The last 10 years has seen a considerable improvement in our ability to
measure and to model the complex flow fields in a range of river
environments, even to the point that we have numerical schemes and data
acquisition strategies that allow us to model the interaction between
the detailed geometry of individual clasts and clast clusters and the
associated three-dimensional flow and sediment transfer fields. At the
same time, habitat modeling has developed significantly, as we have
developed methods for coupling hydrodynamic models to measured habitat
preferences. Here, we show how we have developed this linkage through
coupling of a depth-averaged hydrodynamic model to habitat preferences,
using a fuzzy rule-based approach.
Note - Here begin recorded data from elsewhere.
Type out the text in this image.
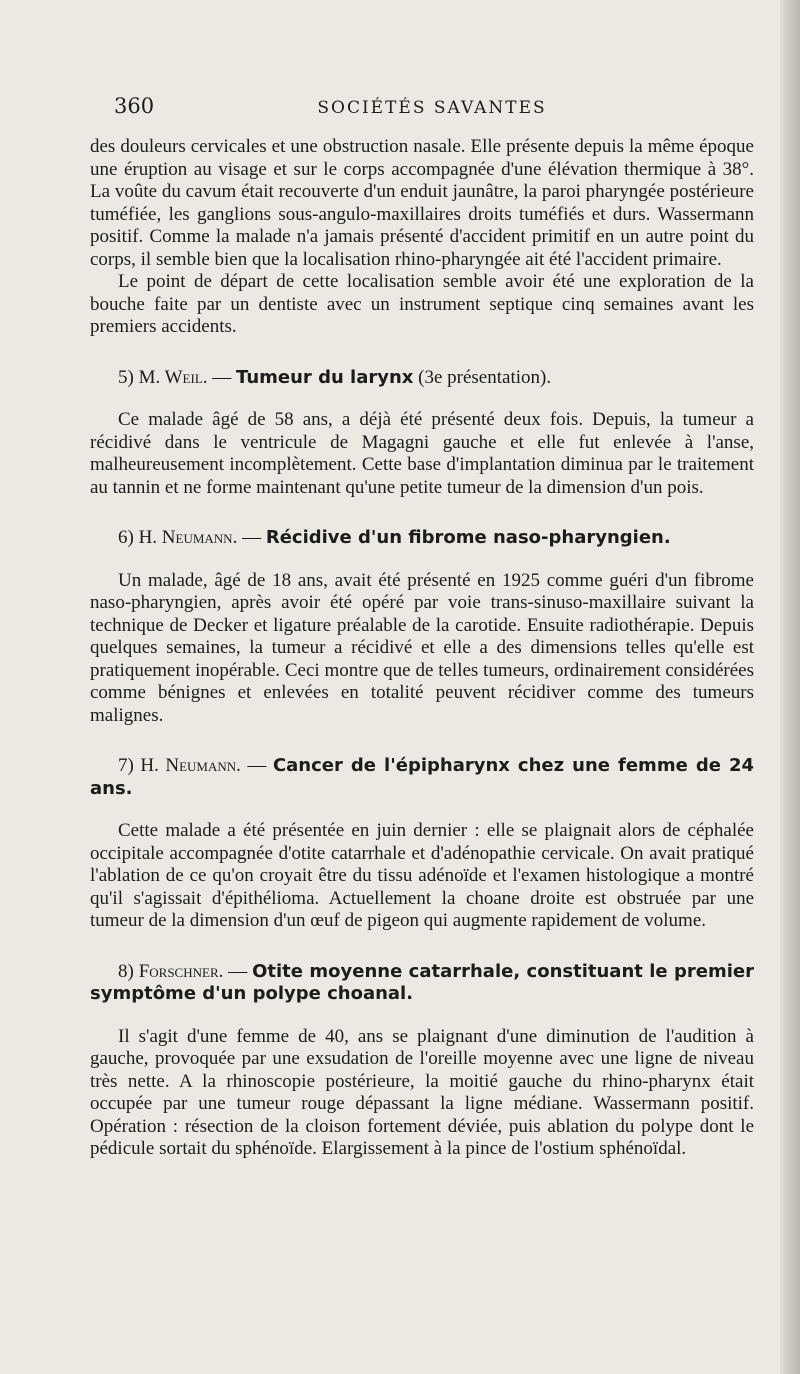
360	SOCIÉTÉS SAVANTES

des douleurs cervicales et une obstruction nasale. Elle présente depuis la même époque une éruption au visage et sur le corps accompagnée d'une élévation thermique à 38°. La voûte du cavum était recouverte d'un enduit jaunâtre, la paroi pharyngée postérieure tuméfiée, les ganglions sous-angulo-maxillaires droits tuméfiés et durs. Wassermann positif. Comme la malade n'a jamais présenté d'accident primitif en un autre point du corps, il semble bien que la localisation rhino-pharyngée ait été l'accident primaire.

Le point de départ de cette localisation semble avoir été une exploration de la bouche faite par un dentiste avec un instrument septique cinq semaines avant les premiers accidents.

5) M. Weil. — Tumeur du larynx (3e présentation).

Ce malade âgé de 58 ans, a déjà été présenté deux fois. Depuis, la tumeur a récidivé dans le ventricule de Magagni gauche et elle fut enlevée à l'anse, malheureusement incomplètement. Cette base d'implantation diminua par le traitement au tannin et ne forme maintenant qu'une petite tumeur de la dimension d'un pois.

6) H. Neumann. — Récidive d'un fibrome naso-pharyngien.

Un malade, âgé de 18 ans, avait été présenté en 1925 comme guéri d'un fibrome naso-pharyngien, après avoir été opéré par voie trans-sinuso-maxillaire suivant la technique de Decker et ligature préalable de la carotide. Ensuite radiothérapie. Depuis quelques semaines, la tumeur a récidivé et elle a des dimensions telles qu'elle est pratiquement inopérable. Ceci montre que de telles tumeurs, ordinairement considérées comme bénignes et enlevées en totalité peuvent récidiver comme des tumeurs malignes.

7) H. Neumann. — Cancer de l'épipharynx chez une femme de 24 ans.

Cette malade a été présentée en juin dernier : elle se plaignait alors de céphalée occipitale accompagnée d'otite catarrhale et d'adénopathie cervicale. On avait pratiqué l'ablation de ce qu'on croyait être du tissu adénoïde et l'examen histologique a montré qu'il s'agissait d'épithélioma. Actuellement la choane droite est obstruée par une tumeur de la dimension d'un œuf de pigeon qui augmente rapidement de volume.

8) Forschner. — Otite moyenne catarrhale, constituant le premier symptôme d'un polype choanal.

Il s'agit d'une femme de 40, ans se plaignant d'une diminution de l'audition à gauche, provoquée par une exsudation de l'oreille moyenne avec une ligne de niveau très nette. A la rhinoscopie postérieure, la moitié gauche du rhino-pharynx était occupée par une tumeur rouge dépassant la ligne médiane. Wassermann positif. Opération : résection de la cloison fortement déviée, puis ablation du polype dont le pédicule sortait du sphénoïde. Elargissement à la pince de l'ostium sphénoïdal.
We demonstrate how this approach can
be used to determine habitat suitability for two fish species (Atlantic
salmon and Brown trout), in relation to spawning, nursery and rearing
habitat, and related to proposed changes in compensation flow releases
downstream from a dam, and possible future climate changes to the
2050s. The results demonstrate the crucial need to explore flow-biology
interactions at the within-reach scale, especially in relation to low
flows. In reflecting on these findings, we show that whilst
three-dimensional modeling may reduce some of the uncertainties that
follow from a depth-averaged approach, its applicability is limited by
both the small scale of predictions generated and the lack of
ecological knowledge of how to interpret those scales of prediction.
The scales of habitat that matter in ecological terms are larger and
more continuous, questioning approaches based on modeling
`representative reaches' and necessitating exploration of new ways of
coupling biological and hydrodynamic knowledge.